With either approach it can be difficult to quickly and easily identify what acceptance tests are helpful as you begin to refactor one specific component for example. Because acceptance tests are driving pages they almost certainly involve a dozen components or more in a variety of configurations.

If you have the opportunity to co-locate components with their tests it will greatly reduce the friction you would feel otherwise.

Async hell

Because acceptance tests exercise all parts of the running application you will almost certainly bump into a setTimeout or animation that can make the test suite unpredictable. This situation is often made worse when you try to retrofit a test suite for a legacy web application because of all the moving parts involved and the lack of foresight with respect to testability.

The struggle here is that if your test suite is not reliable it will slowly erode developer confidence in testing altogether. And rightfully so as tests should speed up velocity not grind teams to a halt. The moment someone on your team says "oh just trigger another build -that might work" you've started to chip away at the developer confidence corner stone. If you find yourself in this situation, do your best to course correct quickly before developers associate testing with inconsistency.

The human tax

Any software product team with > 1000 tests will find out sooner or later that maintaining a test suite like this can easily soak up 1 person part time (or even full time depending on the number of teams/ number of tests/ complexity of the UI/ quality of test cases/ etc). Worse yet, the person who can play this role effectively is often one of the most experienced UI engineers on staff ...meaning they are no longer building features for the product.

I know this role all to well because I played it myself not all that long ago.

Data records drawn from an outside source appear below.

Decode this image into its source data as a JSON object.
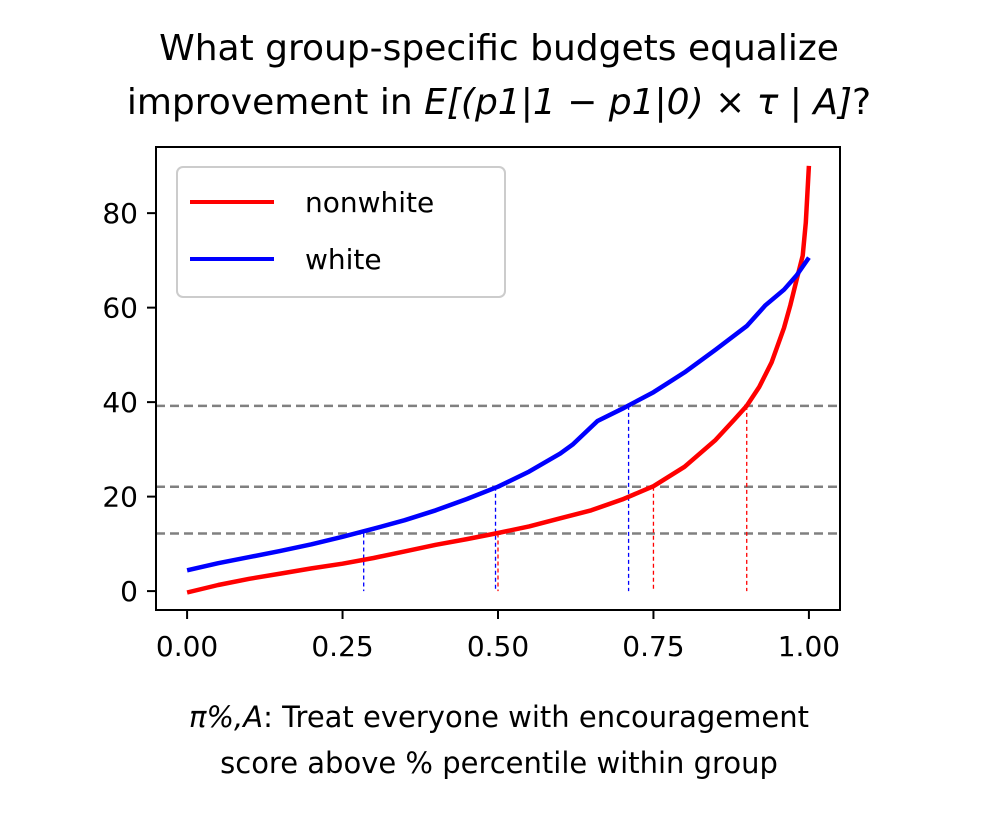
{
  "chart_data": {
    "type": "line",
    "title_line1": "What group-specific budgets equalize",
    "title_line2_prefix": "improvement in ",
    "title_line2_math": "E[(p1|1 − p1|0) × τ | A]",
    "title_line2_suffix": "?",
    "xlabel_line1_symbol": "π%,A",
    "xlabel_line1_text": ": Treat everyone with encouragement",
    "xlabel_line2": "score above % percentile within group",
    "ylabel": "",
    "xlim": [
      -0.05,
      1.05
    ],
    "ylim": [
      -4,
      94
    ],
    "xticks": [
      0.0,
      0.25,
      0.5,
      0.75,
      1.0
    ],
    "xtick_labels": [
      "0.00",
      "0.25",
      "0.50",
      "0.75",
      "1.00"
    ],
    "yticks": [
      0,
      20,
      40,
      60,
      80
    ],
    "ytick_labels": [
      "0",
      "20",
      "40",
      "60",
      "80"
    ],
    "legend_position": "upper-left",
    "series": [
      {
        "name": "nonwhite",
        "color": "#ff0000",
        "x": [
          0.0,
          0.05,
          0.1,
          0.15,
          0.2,
          0.25,
          0.3,
          0.35,
          0.4,
          0.45,
          0.5,
          0.55,
          0.6,
          0.65,
          0.7,
          0.75,
          0.8,
          0.85,
          0.88,
          0.9,
          0.92,
          0.94,
          0.96,
          0.97,
          0.98,
          0.99,
          0.995,
          1.0
        ],
        "y": [
          -0.3,
          1.3,
          2.6,
          3.7,
          4.8,
          5.8,
          7.0,
          8.4,
          9.8,
          11.0,
          12.3,
          13.7,
          15.4,
          17.1,
          19.4,
          22.2,
          26.3,
          32.0,
          36.3,
          39.2,
          43.2,
          48.4,
          55.7,
          60.5,
          65.8,
          71.0,
          78.0,
          90.0
        ]
      },
      {
        "name": "white",
        "color": "#0000ff",
        "x": [
          0.0,
          0.05,
          0.1,
          0.15,
          0.2,
          0.25,
          0.3,
          0.35,
          0.4,
          0.45,
          0.5,
          0.55,
          0.6,
          0.62,
          0.66,
          0.7,
          0.75,
          0.8,
          0.85,
          0.9,
          0.93,
          0.96,
          0.98,
          1.0
        ],
        "y": [
          4.4,
          5.9,
          7.2,
          8.5,
          9.9,
          11.5,
          13.2,
          15.0,
          17.1,
          19.5,
          22.1,
          25.3,
          29.1,
          31.0,
          36.0,
          38.6,
          42.1,
          46.3,
          51.1,
          56.1,
          60.5,
          63.8,
          66.8,
          70.6
        ]
      }
    ],
    "hlines": [
      {
        "y": 39.2,
        "color": "#808080"
      },
      {
        "y": 22.1,
        "color": "#808080"
      },
      {
        "y": 12.2,
        "color": "#808080"
      }
    ],
    "vlines": [
      {
        "x": 0.284,
        "y_top": 12.2,
        "color": "#0000ff"
      },
      {
        "x": 0.496,
        "y_top": 22.1,
        "color": "#0000ff"
      },
      {
        "x": 0.71,
        "y_top": 39.2,
        "color": "#0000ff"
      },
      {
        "x": 0.5,
        "y_top": 12.2,
        "color": "#ff0000"
      },
      {
        "x": 0.75,
        "y_top": 22.1,
        "color": "#ff0000"
      },
      {
        "x": 0.9,
        "y_top": 39.2,
        "color": "#ff0000"
      }
    ]
  }
}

Often the process is slow going but a year or so in and you've built your own prison. If this role is a must be sure to rotate it often and find some way to leverage it as a mentoring opportunity intended to grow less experienced engineers.

What /should/ we do instead?

I'm not advocating we completely throw out acceptance testing. Instead I'm asking that we become educated about the cost of these tests and find alternatives that provide greater return on investment.

The past few months I've started test driving my features with (component) integration tests instead. The positive experience I've had with this approach has everything to do with the test focus shifting from pages (of components) to a single component.

I still work outside in with the emphases on fast feedback. I even write the occasional acceptance test but these days I don't start with the assumption that everything /must/ be driven from the top down with acceptance testing. And if I do decide to write an acceptance test I better understand the burden I will be placing on the team.